L'Ukraine a occupé une place centrale au sommet du G20 de Bali

Le président indonésien Joko Widodo a souligné mercredi que les négociations pour la publication d'un communiqué commun au sommet du G20 à Bali avaient été "très difficiles", saluant l'effort des dirigeants des grandes économies mondiales pour obtenir un accord.

Le président qui a accueilli sur l'île indonésienne de Bali le sommet de deux jours des chefs d'Etat et de gouvernement du G20, assombri par la guerre en Ukraine, a passé le relais à son homologue indien Narendra Modi, dont le pays présidera le G20 l'an prochain.

"Les discussions ont été très très dures et finalement tous les dirigeants se sont mis d'accord sur le contenu de la déclaration qui est la condamnation de la guerre en Ukraine", a-t-il indiqué lors d'une conférence de presse de clôture.

Le conflit engagé en février par la Russie "a provoqué une détresse pour les gens et détérioré les conditions économiques mondiales", a-t-il dit.

Le texte note que la "plupart" des membres du G20, "ont condamné fermement la guerre en Ukraine" et appelle à l'extension d'un accord pour l'exportation des céréales par les ports ukrainiens de la mer Noire qui arrive à expiration le 19 novembre.

Le paragraphe le plus débattu est celui qui évoque la guerre menée par la Russie en Ukraine.

"On a discuté de cela jusqu'à minuit, et finalement la déclaration de Bali a été obtenue par consensus".

"Nous avons convenu que la guerre avait eu un impact sur l'économie mondiale", a-t-il dit.

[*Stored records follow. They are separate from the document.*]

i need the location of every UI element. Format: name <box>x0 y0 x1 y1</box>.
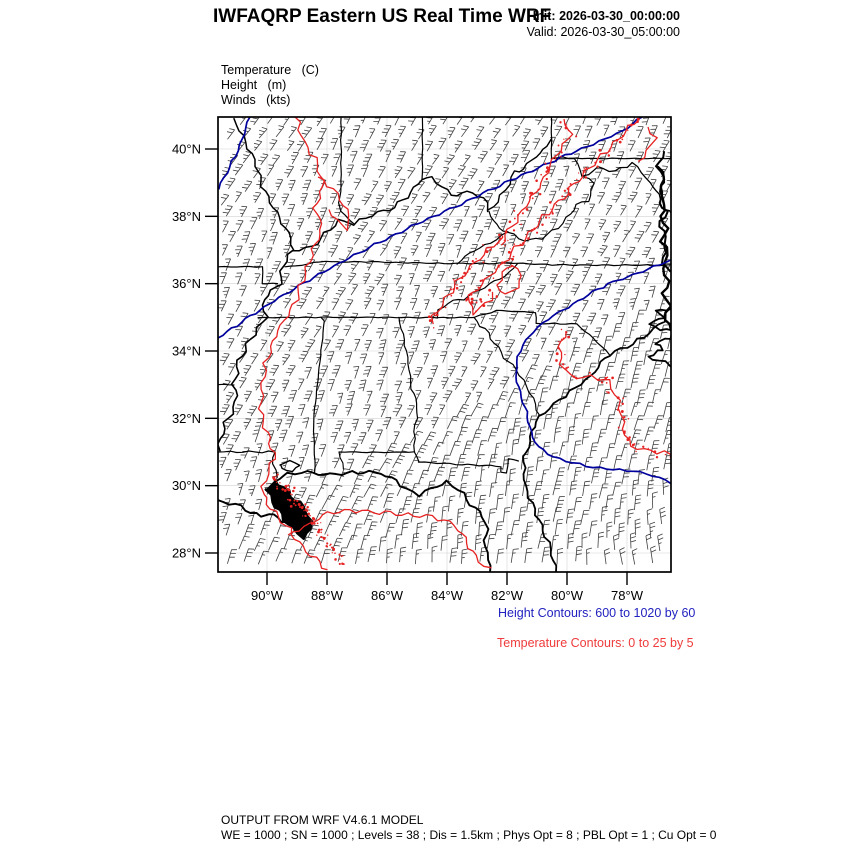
kentucky-virginia-border <box>456 231 509 265</box>
map-frame <box>217 116 672 573</box>
init-time-label: Init: 2026-03-30_00:00:00 <box>532 9 680 23</box>
indiana-ohio-border <box>421 117 424 180</box>
height-contours-note: Height Contours: 600 to 1020 by 60 <box>498 606 696 620</box>
legend-temperature: Temperature (C) <box>221 63 319 77</box>
temp-contour-gulf <box>287 508 492 569</box>
upper-mississippi-river <box>233 117 295 252</box>
lon-tick-label: 84°W <box>431 588 464 603</box>
mississippi-alabama-border <box>312 316 325 473</box>
northcarolina-southcarolina-border <box>436 309 611 357</box>
tennessee-south-border <box>257 316 438 319</box>
legend-height: Height (m) <box>221 78 287 92</box>
axis-labels: 40°N 38°N 36°N 34°N 32°N 30°N 28°N 90°W 88°W 86°W… <box>172 142 644 604</box>
westvirginia-ohio-river-border <box>486 138 553 211</box>
lon-tick-label: 86°W <box>371 588 404 603</box>
ohio-river <box>291 175 489 252</box>
lat-tick-label: 36°N <box>172 276 201 291</box>
virginia-westvirginia-border <box>507 156 595 242</box>
page-title: IWFAQRP Eastern US Real Time WRF <box>213 6 552 27</box>
arkansas-louisiana-border <box>218 383 235 386</box>
height-contour-a <box>218 117 251 190</box>
temp-contour-appalachian-branch <box>500 118 574 246</box>
lat-tick-label: 38°N <box>172 209 201 224</box>
lat-tick-label: 32°N <box>172 411 201 426</box>
lat-tick-label: 40°N <box>172 142 201 157</box>
missouri-arkansas-border <box>218 265 279 285</box>
temp-contour-southeast <box>557 330 671 456</box>
legend-winds: Winds (kts) <box>221 93 291 107</box>
state-boundaries-layer <box>218 117 671 572</box>
footer-config-line: WE = 1000 ; SN = 1000 ; Levels = 38 ; Di… <box>221 828 717 842</box>
illinois-indiana-border <box>338 117 355 225</box>
height-contour-c <box>515 259 671 485</box>
albemarle-sound <box>648 308 671 332</box>
temp-contour-appalachian <box>467 120 639 316</box>
kentucky-westvirginia-border <box>488 210 509 233</box>
temp-contour-upper-right <box>637 126 658 162</box>
louisiana-mississippi-border <box>218 450 278 479</box>
temperature-contours-note: Temperature Contours: 0 to 25 by 5 <box>497 636 694 650</box>
mason-dixon-line <box>550 157 671 160</box>
height-contours-layer <box>218 117 671 485</box>
florida-alabama-border <box>338 451 416 454</box>
lake-pontchartrain <box>279 459 301 473</box>
valid-time-label: Valid: 2026-03-30_05:00:00 <box>526 25 680 39</box>
kentucky-tennessee-virginia-northcarolina-border <box>284 260 671 268</box>
alabama-georgia-border <box>398 316 420 463</box>
temp-contour-west-branch <box>317 176 350 232</box>
height-contour-b <box>218 117 643 339</box>
footer-model-line: OUTPUT FROM WRF V4.6.1 MODEL <box>221 813 424 827</box>
lon-tick-label: 88°W <box>311 588 344 603</box>
map-layers <box>218 117 671 572</box>
georgia-florida-border <box>417 458 519 474</box>
delmarva-shore <box>655 151 671 273</box>
lon-tick-label: 82°W <box>491 588 524 603</box>
gulf-coastline <box>218 469 492 572</box>
lon-tick-label: 80°W <box>551 588 584 603</box>
lat-tick-label: 28°N <box>172 545 201 560</box>
axis-ticks <box>205 148 628 585</box>
westvirginia-panhandle <box>550 117 553 159</box>
temp-contour-west <box>257 117 328 571</box>
mississippi-delta-shore <box>264 478 314 540</box>
temperature-speckle-layer <box>272 117 671 566</box>
lon-tick-label: 78°W <box>611 588 644 603</box>
temp-contour-center-loop <box>496 264 522 295</box>
atlantic-coastline <box>522 304 671 572</box>
lower-mississippi-river <box>218 249 294 452</box>
lat-tick-label: 30°N <box>172 478 201 493</box>
savannah-river-georgia-southcarolina <box>473 316 541 417</box>
lon-tick-label: 90°W <box>251 588 284 603</box>
temperature-contours-layer <box>257 117 671 571</box>
perdido-river <box>338 451 344 470</box>
lat-tick-label: 34°N <box>172 343 201 358</box>
pamlico-sound <box>647 337 671 368</box>
graticule-layer <box>218 117 671 572</box>
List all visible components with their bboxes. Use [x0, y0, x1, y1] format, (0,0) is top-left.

L'économie mondiale ne peut pas prospérer "sans la paix, c'est pourquoi j'ai dit que la guerre devait cesser", a relevé le dirigeant du plus grand pays d'Asie du Sud-Est.

La formulation du communiqué implique que la Russie a accepté ce diagnostic, alors que Moscou maintient depuis des mois que les crises énergétique et alimentaire sont essentiellement causées par les sanctions occidentales à son égard.

Joko Widodo a passé le relais de la présidence du G20 à New Delhi, qui garde de solides relations économiques avec Moscou, au cours d'une cérémonie avec le Premier ministre Narendra Modi.